While this danger is nothing to dance over, these types of occurrences are nothing new. According to Computerworld, researchers have been discovering such open databases (more than 99,000) for quite some time.
In fact, the news source reports that GDI Foundation security researcher Victor Gevers has found nearly 200 instances of publicly exposed MongoDB databases that had been either deleted or ransomed by an individual or group of attackers going by the name Harak1r1.
The attacker leaves a ransom note for the victims asking for 0.2 bitcoins (approximately $180) in order to get the data back. However, even when ransom is paid, the attacker often does not return the information. This is because the threat actor is unlikely to bother copying information before deleting it, Computerworld notes.

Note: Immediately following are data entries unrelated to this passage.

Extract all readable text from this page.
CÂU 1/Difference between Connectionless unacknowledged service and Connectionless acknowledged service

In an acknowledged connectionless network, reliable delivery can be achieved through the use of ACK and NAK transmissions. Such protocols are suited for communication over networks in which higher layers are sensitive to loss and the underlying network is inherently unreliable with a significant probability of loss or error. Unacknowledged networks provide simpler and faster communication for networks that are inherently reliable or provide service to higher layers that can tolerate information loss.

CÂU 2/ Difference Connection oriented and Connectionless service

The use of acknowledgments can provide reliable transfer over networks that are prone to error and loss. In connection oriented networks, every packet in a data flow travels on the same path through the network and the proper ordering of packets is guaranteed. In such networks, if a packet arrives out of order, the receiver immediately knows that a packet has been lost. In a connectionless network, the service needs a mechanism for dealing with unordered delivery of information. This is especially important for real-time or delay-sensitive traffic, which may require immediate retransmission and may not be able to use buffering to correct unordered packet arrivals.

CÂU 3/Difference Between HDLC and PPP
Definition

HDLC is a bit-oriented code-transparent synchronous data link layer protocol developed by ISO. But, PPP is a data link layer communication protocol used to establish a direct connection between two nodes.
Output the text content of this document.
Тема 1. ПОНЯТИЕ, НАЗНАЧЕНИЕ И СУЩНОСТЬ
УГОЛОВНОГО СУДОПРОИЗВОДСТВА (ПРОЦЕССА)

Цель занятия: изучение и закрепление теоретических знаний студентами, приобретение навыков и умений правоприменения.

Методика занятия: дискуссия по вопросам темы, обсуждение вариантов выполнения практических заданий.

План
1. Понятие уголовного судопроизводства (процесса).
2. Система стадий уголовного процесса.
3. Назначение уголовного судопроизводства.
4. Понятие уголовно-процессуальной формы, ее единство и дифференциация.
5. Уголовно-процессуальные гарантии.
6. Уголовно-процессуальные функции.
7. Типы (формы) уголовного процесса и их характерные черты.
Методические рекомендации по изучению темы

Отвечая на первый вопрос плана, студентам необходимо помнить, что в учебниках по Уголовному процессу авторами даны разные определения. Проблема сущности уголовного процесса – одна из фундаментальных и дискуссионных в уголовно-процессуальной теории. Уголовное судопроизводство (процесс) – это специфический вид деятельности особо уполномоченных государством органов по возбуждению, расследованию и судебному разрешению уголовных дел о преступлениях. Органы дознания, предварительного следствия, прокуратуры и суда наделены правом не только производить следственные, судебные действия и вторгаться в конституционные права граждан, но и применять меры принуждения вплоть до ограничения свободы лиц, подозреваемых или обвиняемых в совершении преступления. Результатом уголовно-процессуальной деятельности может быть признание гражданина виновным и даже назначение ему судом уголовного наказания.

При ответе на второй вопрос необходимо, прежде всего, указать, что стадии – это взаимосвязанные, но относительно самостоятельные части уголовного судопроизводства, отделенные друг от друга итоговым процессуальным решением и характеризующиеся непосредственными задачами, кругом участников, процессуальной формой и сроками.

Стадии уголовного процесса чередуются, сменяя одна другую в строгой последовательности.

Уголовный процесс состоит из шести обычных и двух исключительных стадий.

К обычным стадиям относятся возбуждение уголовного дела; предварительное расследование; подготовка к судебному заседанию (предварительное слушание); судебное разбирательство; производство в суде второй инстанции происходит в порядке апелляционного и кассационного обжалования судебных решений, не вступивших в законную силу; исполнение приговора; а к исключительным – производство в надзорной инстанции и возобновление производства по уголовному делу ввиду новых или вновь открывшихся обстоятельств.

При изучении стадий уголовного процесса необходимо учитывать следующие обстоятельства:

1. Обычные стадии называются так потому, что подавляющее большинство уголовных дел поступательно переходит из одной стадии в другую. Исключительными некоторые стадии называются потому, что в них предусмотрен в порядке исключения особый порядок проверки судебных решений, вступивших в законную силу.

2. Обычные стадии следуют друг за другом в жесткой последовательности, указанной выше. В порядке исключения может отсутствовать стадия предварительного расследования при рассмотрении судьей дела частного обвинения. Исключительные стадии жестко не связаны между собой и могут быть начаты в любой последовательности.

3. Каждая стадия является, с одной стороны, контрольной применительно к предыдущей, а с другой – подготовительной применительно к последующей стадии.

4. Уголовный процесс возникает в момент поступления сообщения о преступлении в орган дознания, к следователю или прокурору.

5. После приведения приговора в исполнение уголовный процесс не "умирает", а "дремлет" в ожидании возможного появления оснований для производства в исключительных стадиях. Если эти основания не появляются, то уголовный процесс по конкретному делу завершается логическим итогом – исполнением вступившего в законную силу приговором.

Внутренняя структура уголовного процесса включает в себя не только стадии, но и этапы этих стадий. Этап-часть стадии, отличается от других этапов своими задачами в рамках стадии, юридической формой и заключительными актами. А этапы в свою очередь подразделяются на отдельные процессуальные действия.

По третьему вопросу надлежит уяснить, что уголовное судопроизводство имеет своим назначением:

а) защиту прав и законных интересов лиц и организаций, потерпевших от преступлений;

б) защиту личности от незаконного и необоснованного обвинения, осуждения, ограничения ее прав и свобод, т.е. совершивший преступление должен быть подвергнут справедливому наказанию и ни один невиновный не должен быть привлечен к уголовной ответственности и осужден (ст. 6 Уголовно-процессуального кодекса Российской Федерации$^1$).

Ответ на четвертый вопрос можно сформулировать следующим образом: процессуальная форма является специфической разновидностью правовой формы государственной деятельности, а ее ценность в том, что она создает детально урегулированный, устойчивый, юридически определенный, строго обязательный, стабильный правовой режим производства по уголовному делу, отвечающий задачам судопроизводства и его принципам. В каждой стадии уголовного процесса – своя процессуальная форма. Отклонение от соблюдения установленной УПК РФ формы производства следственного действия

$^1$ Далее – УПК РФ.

Moreover, Gevers mentioned that there was no evidence of data exfiltration and advises affected database owners not to pay the ransom; instead, they should seek assistance from security professionals.
Recommended Security Checklist
In response to this incident, MongoDB provided documentation that includes a security checklist to help database administrators protect their MongoDB installations. Security measures that enable control and enforce authentication can prevent unauthorized access. By implementing these steps, clients and servers will require valid credentials before connecting to the system.
To control access further, MongoDB recommends administrators configure role-based access control in order to create roles that define the specific access that a set of users requires. The security checklist also includes other steps that administrators should follow, such as encrypting communications and protecting MongoDB data using file-system permissions to further mitigate ransomware threats and attacks.